Monday, June 19, 2023

(#5251) After their passing, unfriending both my parents from Facebook

  I suppose to some it may seem like I am cruel to unfriend my departed parents from my Facebook account. Both of them, Joanne and then William passed within the last 9 months. But for me it is all about letting them go. When I see their pages pop up because some other family member posts something on their pages it brings about a sense of morbidity to me. I may be unusual in that way because I have always thought that communing with the dead is a silent private matter not for public display. I also get that feeling again of utter loss that is like a gut punch and I can do without that feeling.  
     I loved both my parents and enjoyed being able to communicate with them occasionally on Facebook but they are no longer around to do that. Holding onto their pages is somewhat like pretending they are still here and I won't do that. As well some family members are posting as Mom and it is a bit too much for me. I get how others could see their relationships with my Mom and Dad and do differently than I but I won't be around to view it. My memories of my parents is what I keep in my mind and that is because certain things remind me of them and I can associate how they were in a context that is normal and welcoming.

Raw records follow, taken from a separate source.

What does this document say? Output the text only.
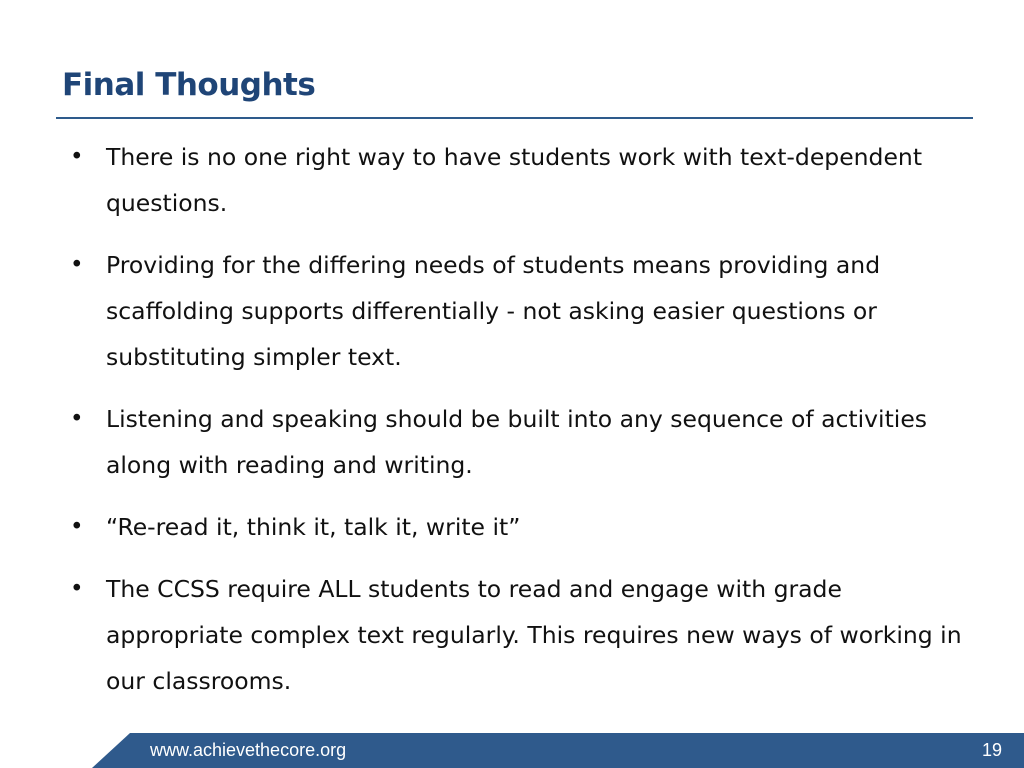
Final Thoughts
• There is no one right way to have students work with text-dependent questions.
• Providing for the differing needs of students means providing and scaffolding supports differentially - not asking easier questions or substituting simpler text.
• Listening and speaking should be built into any sequence of activities along with reading and writing.
• “Re-read it, think it, talk it, write it”
• The CCSS require ALL students to read and engage with grade appropriate complex text regularly. This requires new ways of working in our classrooms.
www.achievethecore.org	19
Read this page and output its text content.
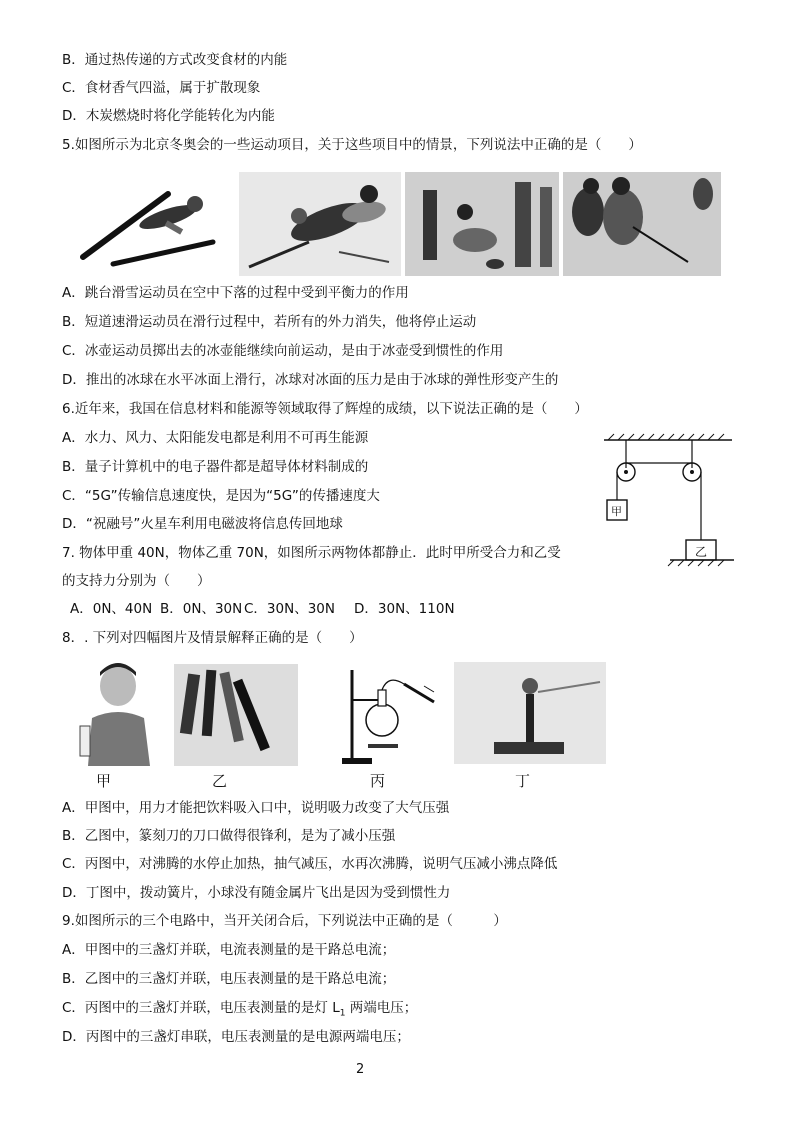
B．通过热传递的方式改变食材的内能
C．食材香气四溢，属于扩散现象
D．木炭燃烧时将化学能转化为内能
5.如图所示为北京冬奥会的一些运动项目，关于这些项目中的情景，下列说法中正确的是（　　）
A．跳台滑雪运动员在空中下落的过程中受到平衡力的作用
B．短道速滑运动员在滑行过程中，若所有的外力消失，他将停止运动
C．冰壶运动员掷出去的冰壶能继续向前运动，是由于冰壶受到惯性的作用
D．推出的冰球在水平冰面上滑行，冰球对冰面的压力是由于冰球的弹性形变产生的
6.近年来，我国在信息材料和能源等领域取得了辉煌的成绩，以下说法正确的是（　　）
A．水力、风力、太阳能发电都是利用不可再生能源
B．量子计算机中的电子器件都是超导体材料制成的
C．“5G”传输信息速度快，是因为“5G”的传播速度大
D．“祝融号”火星车利用电磁波将信息传回地球
甲
乙
7. 物体甲重 40N，物体乙重 70N，如图所示两物体都静止．此时甲所受合力和乙受
的支持力分别为（　　）
A．0N、40N B．0N、30N C．30N、30N D．30N、110N
8．. 下列对四幅图片及情景解释正确的是（　　）
甲	乙	丙	丁
A．甲图中，用力才能把饮料吸入口中，说明吸力改变了大气压强
B．乙图中，篆刻刀的刀口做得很锋利，是为了减小压强
C．丙图中，对沸腾的水停止加热，抽气减压，水再次沸腾，说明气压减小沸点降低
D．丁图中，拨动簧片，小球没有随金属片飞出是因为受到惯性力
9.如图所示的三个电路中，当开关闭合后，下列说法中正确的是（　　　）
A．甲图中的三盏灯并联，电流表测量的是干路总电流；
B．乙图中的三盏灯并联，电压表测量的是干路总电流；
C．丙图中的三盏灯并联，电压表测量的是灯 $L_1$ 两端电压；
D．丙图中的三盏灯串联，电压表测量的是电源两端电压；
2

     Defining who we are, to me, has not been about who we professed to be but how we lived within our normal natures of character and how those behaviors manifested themselves. Both my parents were good decent human beings who wanted the best for everyone. They did not become scrooge like or condescending to those who were less experienced or naive about the ways of the world in general. They practiced good values by being helpful and caring. That is what I remember about them and it was their greatest contribution to instilling in me a sense of duty and responsibility to our human being race and those other beings under our stewardship.